Адептам историзма никогда не приходило на ум, что за любое достижение человек должен платить свою цену. Люди платят только в том случае, если считают, что выгоды от получаемой вещи перевешивают потери от жертвования чем-то другим. Трактуя этот вопрос, представители историзма питаются иллюзиями романтической поэзии. Они проливают слёзы по поводу уродования природы цивилизацией. Как прекрасны были нетронутые девственные леса, водопады, пустынные берега до того, как жадность алчных людей испортила их красоту! Эти романтики от историзма обходят молчанием то, что леса вырубались для получения пахотной земли, а водопады использовались для производства электроэнергии и света. Нет сомнений, Кони-Айленд во времена индейцев был более идилличным, чем сегодня. Но в его нынешнем состоянии он даёт миллионам ньюйоркцев возможность отдохнуть. Все разговоры о великолепии нетронутой природы бессмысленны, если не учитывать то, что получает человек, «оскверняя» природу. Безусловно, красоты Земли были великолепны, пока на них редко ступала нога визитёров. Коммерчески организованный поток туристов сделал их доступными для многих. Человек, думающий: «Как жаль, что я не один на этой вершине! Незваные гости портят мне всё удовольствие», забывает, что он, возможно, не смог бы взобраться на этот пик самостоятельно, если бы фирма-оператор не предоставила всё необходимое оборудование.

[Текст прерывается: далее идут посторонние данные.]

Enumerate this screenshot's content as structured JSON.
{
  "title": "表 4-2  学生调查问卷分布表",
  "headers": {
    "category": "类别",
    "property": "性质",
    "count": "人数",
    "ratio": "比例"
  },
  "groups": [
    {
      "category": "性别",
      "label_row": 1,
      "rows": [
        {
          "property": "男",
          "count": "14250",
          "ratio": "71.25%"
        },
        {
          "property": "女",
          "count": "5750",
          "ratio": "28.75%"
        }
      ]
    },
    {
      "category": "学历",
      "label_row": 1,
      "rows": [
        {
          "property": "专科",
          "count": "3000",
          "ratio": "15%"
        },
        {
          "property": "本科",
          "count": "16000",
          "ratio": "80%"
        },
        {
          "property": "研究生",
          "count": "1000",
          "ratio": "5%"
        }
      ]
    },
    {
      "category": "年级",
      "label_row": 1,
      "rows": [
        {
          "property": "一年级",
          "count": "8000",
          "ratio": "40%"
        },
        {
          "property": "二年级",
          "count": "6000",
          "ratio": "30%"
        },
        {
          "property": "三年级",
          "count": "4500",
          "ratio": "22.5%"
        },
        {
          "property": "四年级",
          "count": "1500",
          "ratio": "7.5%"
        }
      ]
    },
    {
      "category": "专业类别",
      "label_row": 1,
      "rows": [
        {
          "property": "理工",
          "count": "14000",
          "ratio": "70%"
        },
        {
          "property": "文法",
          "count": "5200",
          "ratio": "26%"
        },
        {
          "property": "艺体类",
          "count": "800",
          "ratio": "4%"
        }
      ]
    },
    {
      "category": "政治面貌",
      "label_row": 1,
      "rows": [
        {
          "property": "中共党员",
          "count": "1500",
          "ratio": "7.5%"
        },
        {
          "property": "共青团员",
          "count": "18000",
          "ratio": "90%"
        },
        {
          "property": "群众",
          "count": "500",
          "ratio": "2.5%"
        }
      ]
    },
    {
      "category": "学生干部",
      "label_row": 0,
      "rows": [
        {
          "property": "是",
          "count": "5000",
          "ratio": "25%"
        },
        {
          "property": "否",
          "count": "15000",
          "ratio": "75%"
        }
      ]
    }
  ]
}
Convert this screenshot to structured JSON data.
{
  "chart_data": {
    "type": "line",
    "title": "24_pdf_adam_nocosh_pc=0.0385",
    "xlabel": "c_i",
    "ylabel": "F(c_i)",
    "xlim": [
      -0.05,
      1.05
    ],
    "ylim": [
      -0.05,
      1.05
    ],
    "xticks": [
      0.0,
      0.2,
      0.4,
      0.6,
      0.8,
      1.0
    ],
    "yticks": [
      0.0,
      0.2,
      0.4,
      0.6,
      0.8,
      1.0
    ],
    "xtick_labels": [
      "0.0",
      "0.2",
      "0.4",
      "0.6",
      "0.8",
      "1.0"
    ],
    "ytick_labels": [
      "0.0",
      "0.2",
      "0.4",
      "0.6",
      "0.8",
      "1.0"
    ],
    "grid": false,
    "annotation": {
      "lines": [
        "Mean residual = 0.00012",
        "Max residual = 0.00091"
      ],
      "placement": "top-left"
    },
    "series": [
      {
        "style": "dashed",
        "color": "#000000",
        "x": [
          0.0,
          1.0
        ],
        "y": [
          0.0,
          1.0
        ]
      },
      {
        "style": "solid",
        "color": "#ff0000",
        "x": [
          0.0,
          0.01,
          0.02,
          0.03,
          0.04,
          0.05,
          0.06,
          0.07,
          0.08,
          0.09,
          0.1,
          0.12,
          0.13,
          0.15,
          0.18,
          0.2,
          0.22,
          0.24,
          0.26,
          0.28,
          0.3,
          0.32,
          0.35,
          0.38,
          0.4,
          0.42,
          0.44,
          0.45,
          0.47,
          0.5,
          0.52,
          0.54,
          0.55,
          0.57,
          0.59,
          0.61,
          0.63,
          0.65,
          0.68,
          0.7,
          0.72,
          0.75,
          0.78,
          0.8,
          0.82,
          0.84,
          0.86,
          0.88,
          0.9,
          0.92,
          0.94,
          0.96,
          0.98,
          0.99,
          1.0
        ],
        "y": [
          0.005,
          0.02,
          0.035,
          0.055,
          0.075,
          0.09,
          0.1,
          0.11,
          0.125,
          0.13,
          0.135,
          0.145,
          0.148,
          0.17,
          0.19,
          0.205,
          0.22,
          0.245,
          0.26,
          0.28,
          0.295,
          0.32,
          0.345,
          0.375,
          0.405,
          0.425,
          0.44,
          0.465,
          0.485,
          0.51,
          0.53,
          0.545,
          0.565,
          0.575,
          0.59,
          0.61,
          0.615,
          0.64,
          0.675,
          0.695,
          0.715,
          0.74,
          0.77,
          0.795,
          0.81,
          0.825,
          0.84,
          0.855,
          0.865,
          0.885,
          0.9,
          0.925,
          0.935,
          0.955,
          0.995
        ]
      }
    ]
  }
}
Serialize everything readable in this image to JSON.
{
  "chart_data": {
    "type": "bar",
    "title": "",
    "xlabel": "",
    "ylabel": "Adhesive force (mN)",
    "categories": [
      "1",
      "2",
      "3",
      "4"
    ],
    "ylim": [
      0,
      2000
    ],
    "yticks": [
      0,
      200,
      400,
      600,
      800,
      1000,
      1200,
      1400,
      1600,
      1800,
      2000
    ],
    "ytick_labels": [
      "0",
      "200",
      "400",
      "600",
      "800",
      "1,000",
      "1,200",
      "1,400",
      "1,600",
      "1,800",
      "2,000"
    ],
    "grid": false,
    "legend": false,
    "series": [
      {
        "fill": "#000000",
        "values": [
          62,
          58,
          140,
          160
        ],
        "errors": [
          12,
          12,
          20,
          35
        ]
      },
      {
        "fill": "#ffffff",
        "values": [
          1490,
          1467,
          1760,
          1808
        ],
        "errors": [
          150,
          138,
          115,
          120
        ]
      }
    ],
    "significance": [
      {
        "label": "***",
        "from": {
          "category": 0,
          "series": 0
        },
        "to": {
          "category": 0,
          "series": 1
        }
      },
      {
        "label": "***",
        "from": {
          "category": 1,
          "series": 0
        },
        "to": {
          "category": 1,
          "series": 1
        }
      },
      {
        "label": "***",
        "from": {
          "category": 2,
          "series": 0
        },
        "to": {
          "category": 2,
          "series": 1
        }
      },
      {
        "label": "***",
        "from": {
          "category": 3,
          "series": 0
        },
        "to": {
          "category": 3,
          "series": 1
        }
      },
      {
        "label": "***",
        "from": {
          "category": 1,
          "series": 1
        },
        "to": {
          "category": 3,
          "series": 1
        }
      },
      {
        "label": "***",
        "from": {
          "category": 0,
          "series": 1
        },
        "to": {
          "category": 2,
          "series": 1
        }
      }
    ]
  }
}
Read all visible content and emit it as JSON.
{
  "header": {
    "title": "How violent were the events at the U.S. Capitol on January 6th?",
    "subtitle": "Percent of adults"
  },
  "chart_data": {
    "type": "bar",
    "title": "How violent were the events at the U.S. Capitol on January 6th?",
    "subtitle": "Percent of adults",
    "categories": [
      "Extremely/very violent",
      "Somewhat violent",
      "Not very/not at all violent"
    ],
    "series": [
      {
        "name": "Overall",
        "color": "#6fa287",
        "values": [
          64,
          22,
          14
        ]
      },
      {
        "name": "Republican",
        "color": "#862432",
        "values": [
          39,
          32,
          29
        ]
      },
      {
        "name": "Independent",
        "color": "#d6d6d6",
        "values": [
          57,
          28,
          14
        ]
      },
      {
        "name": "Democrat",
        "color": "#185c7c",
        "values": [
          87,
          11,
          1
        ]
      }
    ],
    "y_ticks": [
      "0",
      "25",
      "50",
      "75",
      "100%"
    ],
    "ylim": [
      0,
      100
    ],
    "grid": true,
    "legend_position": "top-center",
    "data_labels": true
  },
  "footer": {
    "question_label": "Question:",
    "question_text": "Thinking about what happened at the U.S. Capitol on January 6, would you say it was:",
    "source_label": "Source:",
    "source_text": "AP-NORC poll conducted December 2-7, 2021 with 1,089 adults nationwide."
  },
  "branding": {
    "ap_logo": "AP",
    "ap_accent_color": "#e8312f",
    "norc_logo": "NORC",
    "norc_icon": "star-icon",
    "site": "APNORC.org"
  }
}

Метод, с помощью которого приверженцы историзма предъявляют обвинение капитализму, в действительности весьма прост. Все его достижения они воспринимают как само собой разумеющееся, и винят его в исчезновении некоторых несовместимых с ним удовольствий, а также в некоторых несовершенствах, всё ещё искажающих его результаты. Они забывают, что за свои достижения человечество должно платить определённую цену – эта цена платится добровольно, потому что люди считают, что получаемая выгода, например увеличение средней продолжительности жизни, более желательна.